Authenticating a Portrait of the Young Hadrian
Abstract
"Since its acquisition nearly thirty years ago, scholars have occasionally posed questions regarding the authenticity of the Museum of Art and Archaeology's portrait of the youthful emperor Hadrian. These disputes revolve around a number of copies of this portrait type that are seventeenth-century imitations of an ancient forerunner. The portrait type itself is also unusual, which has compounded suspicions regarding authenticity of the known examples. The type shows a youthful emperor wearing a neckbeard, contrary to the full beard characteristic of Hadrian's other imperial portraits. Additionally, heavy-lidded eyes and a languid turn of the head impart a dreamy artifice to the portrait, a bearing that also contrasts starkly to the virile stoicism of Hadrian's typical images. Most scholars have now concluded that this youthful portrait type is posthumous, created after Hadrian's death in 138 CE and meant to represent a renatus, or reborn, emperor, perhaps in an alternate guise; the various interpretations are further reviewed below. Iconography notwithstanding, the focus of this study will be on authenticating the portrait by the isotopic signature of its marble, a variety unlikely to have been used by seventeenth-century Italian sculptors or anyone attempting an outright forgery at some later date.
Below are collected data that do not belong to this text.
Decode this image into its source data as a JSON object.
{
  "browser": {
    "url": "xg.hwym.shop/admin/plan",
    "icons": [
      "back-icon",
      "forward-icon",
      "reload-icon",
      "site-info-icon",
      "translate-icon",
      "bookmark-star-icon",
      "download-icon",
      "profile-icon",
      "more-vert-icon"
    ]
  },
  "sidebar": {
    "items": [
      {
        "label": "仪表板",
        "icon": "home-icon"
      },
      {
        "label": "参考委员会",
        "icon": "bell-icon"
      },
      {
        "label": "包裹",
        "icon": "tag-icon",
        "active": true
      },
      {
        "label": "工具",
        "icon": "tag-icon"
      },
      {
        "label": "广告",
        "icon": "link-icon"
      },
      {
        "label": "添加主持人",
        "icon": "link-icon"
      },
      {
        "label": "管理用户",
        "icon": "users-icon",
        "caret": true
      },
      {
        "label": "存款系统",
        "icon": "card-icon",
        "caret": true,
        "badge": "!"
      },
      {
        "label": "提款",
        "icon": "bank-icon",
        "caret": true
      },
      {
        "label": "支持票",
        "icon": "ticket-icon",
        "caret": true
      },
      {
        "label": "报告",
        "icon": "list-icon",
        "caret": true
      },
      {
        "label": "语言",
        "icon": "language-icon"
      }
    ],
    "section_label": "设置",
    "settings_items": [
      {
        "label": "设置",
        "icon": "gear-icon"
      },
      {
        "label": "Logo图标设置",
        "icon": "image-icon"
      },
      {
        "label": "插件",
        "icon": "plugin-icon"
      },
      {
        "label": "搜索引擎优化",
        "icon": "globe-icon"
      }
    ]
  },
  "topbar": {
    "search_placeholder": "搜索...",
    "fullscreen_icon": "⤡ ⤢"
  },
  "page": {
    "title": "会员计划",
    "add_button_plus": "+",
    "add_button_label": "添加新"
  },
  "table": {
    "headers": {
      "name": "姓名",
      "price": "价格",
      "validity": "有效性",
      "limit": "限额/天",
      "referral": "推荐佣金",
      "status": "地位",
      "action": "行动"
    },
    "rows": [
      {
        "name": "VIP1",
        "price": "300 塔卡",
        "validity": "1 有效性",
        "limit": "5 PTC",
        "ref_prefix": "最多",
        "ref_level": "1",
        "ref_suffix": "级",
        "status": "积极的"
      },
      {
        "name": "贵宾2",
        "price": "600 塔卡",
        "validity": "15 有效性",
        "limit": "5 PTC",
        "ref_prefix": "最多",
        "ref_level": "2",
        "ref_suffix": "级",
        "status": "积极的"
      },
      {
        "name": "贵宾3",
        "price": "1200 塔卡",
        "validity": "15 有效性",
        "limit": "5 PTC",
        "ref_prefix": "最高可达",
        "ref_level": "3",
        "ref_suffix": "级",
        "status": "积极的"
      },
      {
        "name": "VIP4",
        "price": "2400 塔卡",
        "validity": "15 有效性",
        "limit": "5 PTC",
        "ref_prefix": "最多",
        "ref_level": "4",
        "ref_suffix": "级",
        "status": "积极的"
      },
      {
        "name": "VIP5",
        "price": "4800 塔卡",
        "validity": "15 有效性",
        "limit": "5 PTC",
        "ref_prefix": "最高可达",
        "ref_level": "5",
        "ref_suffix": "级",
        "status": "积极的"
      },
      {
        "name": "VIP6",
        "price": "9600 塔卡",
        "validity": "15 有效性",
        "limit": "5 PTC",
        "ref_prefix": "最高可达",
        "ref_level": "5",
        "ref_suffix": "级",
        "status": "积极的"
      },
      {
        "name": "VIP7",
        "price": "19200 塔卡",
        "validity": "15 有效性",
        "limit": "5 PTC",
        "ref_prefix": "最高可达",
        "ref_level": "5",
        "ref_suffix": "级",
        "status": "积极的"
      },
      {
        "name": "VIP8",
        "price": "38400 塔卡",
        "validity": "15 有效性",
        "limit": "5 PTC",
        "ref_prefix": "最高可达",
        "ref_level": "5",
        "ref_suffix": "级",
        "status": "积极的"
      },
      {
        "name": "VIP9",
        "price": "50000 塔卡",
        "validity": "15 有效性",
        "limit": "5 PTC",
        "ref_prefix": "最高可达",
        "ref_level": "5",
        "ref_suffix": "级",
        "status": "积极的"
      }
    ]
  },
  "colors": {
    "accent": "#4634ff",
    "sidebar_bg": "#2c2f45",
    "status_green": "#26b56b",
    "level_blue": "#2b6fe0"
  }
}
The marble has been identified as one originating from Go?ktepe, a newly discovered marble site not far from the ancient Karian city of Aphrodisias in southwestern Anatolia (modern Turkey). Hadrian and some of his predecessors clearly held this city in great favor, and Hadrian seems to have had a fondness for Aphrodisias's renowned sculptors, some of whom he brought to Rome for various commissions. After the emperor's death, one or more of those same sculptors probably created the museum's portrait and at least one additional example in the same marble. The relationship between these two is discussed below."--First paragraph.